Well chasing down the leads from the last post was disappointing. Brain Resource [the sponsor of iSPOT] does indeed have a data sharing plan, but it’s not sharing of a particular study like iSPOT. It’s a related but separate organization called BRAINnet. BRAINnet is a large database of neuroscientific data on both normal and a variety of patients diagnosed with various mental illnesses including neuroimaging, EEG, biochemical, and neuropsych data [from Brain Resource]. It’s free, well sort of. You have to apply to have access, actually you have to be recommended by an existing member. It’s pretty complicated, but for our purposes, it’a a data sharing proposition [personalized medicine: BRAINnet…, personalized medicine: the Brain Resources company I…, and personalized medicine: the Brain Resources company II…].
What about STAR*D? It’s something of a different story. One of its goals at inception was to gather a large dataset of information on subjects with Major Depressive Disorder. It was the largest depression study in history, costing the NIMH some $35 M [a thirty-five million dollar misunderstanding…].
by Rush AJ, Trivedi MH, Wisniewski SR, Nierenberg AA, Stewart JW, Warden D, Niederehe G, Thase ME, Lavori PW, Lebowitz BD, McGrath PJ, Rosenbaum JF, Sackeim HA, Kupfer DJ, Luther J, and Fava M.American Journal of Psychiatry. 2006 Nov;163[11]:1905-17.
OBJECTIVE: This report describes the participants and compares the acute and longer-term treatment outcomes associated with each of four successive steps in the Sequenced Treatment Alternatives to Relieve Depression [STAR*D] trial.METHOD: A broadly representative adult outpatient sample with nonpsychotic major depressive disorder received one [N=3,671] to four [N=123] successive acute treatment steps. Those not achieving remission with or unable to tolerate a treatment step were encouraged to move to the next step. Those with an acceptable benefit, preferably symptom remission, from any particular step could enter a 12-month naturalistic follow-up phase. A score of <or=5 on the Quick Inventory of Depressive Symptomatology-Self-Report [QIDS-SR[16]] [equivalent to <or=7 on the 17-item Hamilton Rating Scale for Depression [HRSD[17]]] defined remission; a QIDS-SR[16] total score of >or=11 [HRSD[17]>or=14] defined relapse.RESULTS: The QIDS-SR[16] remission rates were 36.8%, 30.6%, 13.7%, and 13.0% for the first, second, third, and fourth acute treatment steps, respectively. The overall cumulative remission rate was 67%. Overall, those who required more treatment steps had higher relapse rates during the naturalistic follow-up phase. In addition, lower relapse rates were found among participants who were in remission at follow-up entry than for those who were not after the first three treatment steps.CONCLUSIONS: When more treatment steps are required, lower acute remission rates [especially in the third and fourth treatment steps] and higher relapse rates during the follow-up phase are to be expected. Studies to identify the best multistep treatment sequences for individual patients and the development of more broadly effective treatments are needed.
This blog and many others are filled with criticisms of STAR*D. I’ll just mention a few that relate to data sharing. As to the question, has this data been available? Has it ever! The authors have milked it for all it’s worth. A few years ago, I counted 123 articles [infectious numerology…]. And there were monotonous names scattered throughout the papers – just to mention the top four [the ordinate axis measures authored articles per year]:
In spite of milking the database, the worth certainly wasn’t in the reports on the primary outcome. The statement in red above leaves out a small detail, the patients disappeared at an impressive rate. I never could get the exact figures, but the graphic on the right is close. It was impossible to conclude how many actually remained at the end of each level. But the actual numbers didn’t come close to the numbers reported in the abstract. In addition, they changed rating scales in mid-stream. Add to that, there were multiple versions of using the rating scales that were never clarified. The Primary Outcome Variable [HAM-D] was never reported.

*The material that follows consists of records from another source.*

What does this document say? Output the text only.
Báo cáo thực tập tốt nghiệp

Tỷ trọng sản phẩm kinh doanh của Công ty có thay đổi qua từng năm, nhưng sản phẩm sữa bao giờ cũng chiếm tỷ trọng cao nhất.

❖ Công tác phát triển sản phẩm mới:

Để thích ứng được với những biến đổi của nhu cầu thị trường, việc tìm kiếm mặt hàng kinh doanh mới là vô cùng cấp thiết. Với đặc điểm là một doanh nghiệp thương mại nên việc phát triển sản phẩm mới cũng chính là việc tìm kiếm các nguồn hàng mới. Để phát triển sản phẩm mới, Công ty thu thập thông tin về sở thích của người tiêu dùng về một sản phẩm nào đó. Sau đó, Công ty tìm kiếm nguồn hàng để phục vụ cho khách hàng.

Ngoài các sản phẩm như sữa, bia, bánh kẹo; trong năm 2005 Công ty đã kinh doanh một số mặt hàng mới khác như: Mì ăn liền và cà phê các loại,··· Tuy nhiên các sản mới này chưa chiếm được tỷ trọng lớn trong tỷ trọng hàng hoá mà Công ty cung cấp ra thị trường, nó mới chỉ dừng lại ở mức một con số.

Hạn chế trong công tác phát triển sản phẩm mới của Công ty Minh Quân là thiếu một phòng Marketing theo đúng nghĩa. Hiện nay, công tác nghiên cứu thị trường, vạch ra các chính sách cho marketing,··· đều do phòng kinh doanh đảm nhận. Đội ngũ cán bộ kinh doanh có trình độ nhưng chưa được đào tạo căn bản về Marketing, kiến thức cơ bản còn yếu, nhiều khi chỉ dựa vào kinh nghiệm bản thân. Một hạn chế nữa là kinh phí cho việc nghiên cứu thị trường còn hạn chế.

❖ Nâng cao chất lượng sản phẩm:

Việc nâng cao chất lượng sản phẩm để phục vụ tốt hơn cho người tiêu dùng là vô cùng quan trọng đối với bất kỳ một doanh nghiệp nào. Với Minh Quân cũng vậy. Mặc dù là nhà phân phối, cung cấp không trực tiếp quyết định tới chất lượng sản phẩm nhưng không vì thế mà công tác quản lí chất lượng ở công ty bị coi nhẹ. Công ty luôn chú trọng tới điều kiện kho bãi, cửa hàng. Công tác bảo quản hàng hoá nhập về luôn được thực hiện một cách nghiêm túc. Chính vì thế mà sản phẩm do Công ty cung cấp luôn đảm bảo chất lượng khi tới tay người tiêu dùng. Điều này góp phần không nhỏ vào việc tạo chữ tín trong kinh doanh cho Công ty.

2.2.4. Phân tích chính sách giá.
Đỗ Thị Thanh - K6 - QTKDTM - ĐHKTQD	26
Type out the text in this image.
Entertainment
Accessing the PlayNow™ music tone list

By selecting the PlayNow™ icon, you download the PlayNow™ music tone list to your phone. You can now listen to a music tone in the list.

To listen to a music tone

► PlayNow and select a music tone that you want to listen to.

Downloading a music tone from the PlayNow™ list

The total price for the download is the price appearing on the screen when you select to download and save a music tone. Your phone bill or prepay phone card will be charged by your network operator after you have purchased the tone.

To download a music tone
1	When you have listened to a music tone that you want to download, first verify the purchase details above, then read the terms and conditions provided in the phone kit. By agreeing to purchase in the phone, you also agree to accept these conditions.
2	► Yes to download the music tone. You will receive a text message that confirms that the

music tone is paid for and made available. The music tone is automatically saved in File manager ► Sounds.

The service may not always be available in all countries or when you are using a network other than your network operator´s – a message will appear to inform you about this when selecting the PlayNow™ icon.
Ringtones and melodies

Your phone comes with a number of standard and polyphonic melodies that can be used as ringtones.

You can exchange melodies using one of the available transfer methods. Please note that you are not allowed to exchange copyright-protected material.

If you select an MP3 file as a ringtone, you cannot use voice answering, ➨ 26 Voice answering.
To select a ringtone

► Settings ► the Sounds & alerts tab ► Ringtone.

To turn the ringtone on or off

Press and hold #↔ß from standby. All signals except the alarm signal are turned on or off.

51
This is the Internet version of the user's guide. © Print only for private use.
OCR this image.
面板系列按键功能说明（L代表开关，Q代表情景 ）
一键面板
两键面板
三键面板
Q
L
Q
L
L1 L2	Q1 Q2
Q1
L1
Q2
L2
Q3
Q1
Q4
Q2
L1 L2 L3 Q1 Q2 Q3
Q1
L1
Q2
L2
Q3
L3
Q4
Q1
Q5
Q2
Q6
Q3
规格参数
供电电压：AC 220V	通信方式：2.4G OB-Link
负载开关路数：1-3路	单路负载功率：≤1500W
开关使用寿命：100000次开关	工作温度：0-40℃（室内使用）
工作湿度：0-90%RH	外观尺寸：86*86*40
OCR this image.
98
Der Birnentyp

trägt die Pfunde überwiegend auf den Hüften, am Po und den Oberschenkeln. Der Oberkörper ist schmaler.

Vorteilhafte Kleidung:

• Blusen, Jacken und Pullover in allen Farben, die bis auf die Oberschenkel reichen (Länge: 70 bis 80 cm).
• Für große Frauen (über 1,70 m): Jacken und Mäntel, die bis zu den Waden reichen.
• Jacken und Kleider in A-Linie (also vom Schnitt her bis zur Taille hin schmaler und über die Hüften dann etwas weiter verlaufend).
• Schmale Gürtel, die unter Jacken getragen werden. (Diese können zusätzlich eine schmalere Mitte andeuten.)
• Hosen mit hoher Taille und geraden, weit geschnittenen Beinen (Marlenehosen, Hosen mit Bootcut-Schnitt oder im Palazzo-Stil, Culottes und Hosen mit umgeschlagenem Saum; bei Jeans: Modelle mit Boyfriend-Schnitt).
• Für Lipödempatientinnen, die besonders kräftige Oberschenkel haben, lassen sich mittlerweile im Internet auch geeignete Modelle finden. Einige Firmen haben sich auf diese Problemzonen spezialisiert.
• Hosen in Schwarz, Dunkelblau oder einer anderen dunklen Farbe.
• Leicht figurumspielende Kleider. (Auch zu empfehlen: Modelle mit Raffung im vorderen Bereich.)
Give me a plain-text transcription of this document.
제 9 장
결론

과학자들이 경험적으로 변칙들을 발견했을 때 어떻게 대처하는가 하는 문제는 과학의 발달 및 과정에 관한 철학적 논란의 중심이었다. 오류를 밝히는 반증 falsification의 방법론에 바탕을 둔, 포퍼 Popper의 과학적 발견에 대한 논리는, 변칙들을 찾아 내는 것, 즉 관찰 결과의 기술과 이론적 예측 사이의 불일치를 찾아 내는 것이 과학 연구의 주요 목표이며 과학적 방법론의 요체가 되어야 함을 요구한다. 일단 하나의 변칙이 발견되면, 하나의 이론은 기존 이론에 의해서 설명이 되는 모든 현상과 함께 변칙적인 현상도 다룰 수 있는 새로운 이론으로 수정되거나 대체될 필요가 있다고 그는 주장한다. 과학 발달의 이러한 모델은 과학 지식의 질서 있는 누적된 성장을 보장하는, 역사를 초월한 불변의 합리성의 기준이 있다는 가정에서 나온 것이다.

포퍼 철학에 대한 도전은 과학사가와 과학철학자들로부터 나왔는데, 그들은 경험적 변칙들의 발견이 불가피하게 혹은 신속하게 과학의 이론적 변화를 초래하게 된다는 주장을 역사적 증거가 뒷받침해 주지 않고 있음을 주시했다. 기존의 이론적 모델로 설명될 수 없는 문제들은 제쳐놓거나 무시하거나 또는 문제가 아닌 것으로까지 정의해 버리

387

But the peripheral papers came in a steady flow – mostly from the original authors. One investigator who vigorously pursued deconstruction of STAR*D was Dr. Ed Pigott [see STAR*D: A Tale and Trail of Bias]. Other independent investigators have accessed the database to analyze "non-ignorable drop-outs" [see what’s missing…]. But the main point for the moment has to do with data transparency. With all the questions about this study, was it possible for an independent source to get hold of the data and clear up some of the fog surrounding it? The information on how to access the database from is on the NIMH web-site:
The data from NIMH-supported clinical trials are an important scientific resource. It is the view of NIMH that their full value can only be realized if they are made available, under appropriate terms and conditions, in a timely manner to the wider scientific community, provided that the confidentiality and privacy of study participants are protected. NIMH requires all investigators seeking access to data from NIMH-supported trials held by NIMH to execute and submit as their request the appropriate Data Use Certification pertaining to the trial. The datasets distributed by NIMH are referred to as "limited access datasets" because access is limited to qualified researchers who complete Data Use Certifications. The current listing of these datasets may be found on the Available Limited Access Datasets From NIMH Clinical Trials page.
And what is a Data Use Certification? I don’t know:
Investigators wishing to request any of the above datasets must obtain and submit a Data Use Certificate (DUC) in order for NIMH to release the dataset. Please note that the DUC requires the institution’s Federal Wide Assurance (FWA) number and the signature of the institution’s official. To request a DUC, send an email to: nimhdatasets@mail.nih.gov. Be sure to specify the dataset that you are requesting.
So I wrote for a Data Use Certificate [DUC] for STAR*D. My question is fairly simple. Is it possible to obtain the dataset in order the check the work of the original investigators. I understand the need for protecting subject privacy, but I wonder what else they require – what restrictions they might place on my use of the data were I to receive it? I suppose the only way to find out is apply and see what they say. Were I to receive access, I’m glad to say what I’d do with it up front. I would vet STAR*D to see if the conclusions published are supported. I don’t think it’s possible that they are, but I’d definitely keep an open mind. If they if they won’t allow me to do that, who would they allow to check the reported work on this study?…
To be honest i never really understood the STAR*D study. I mean i read it, and I read about the problems with it. I just couldn’t understand what the study was trying to say in the abstract.
According to the study
“CONCLUSIONS: When more treatment steps are required, lower acute remission rates [especially in the third and fourth treatment steps] and higher relapse rates during the follow-up phase are to be expected. Studies to identify the best multistep treatment sequences for individual patients and the development of more broadly effective treatments are needed.”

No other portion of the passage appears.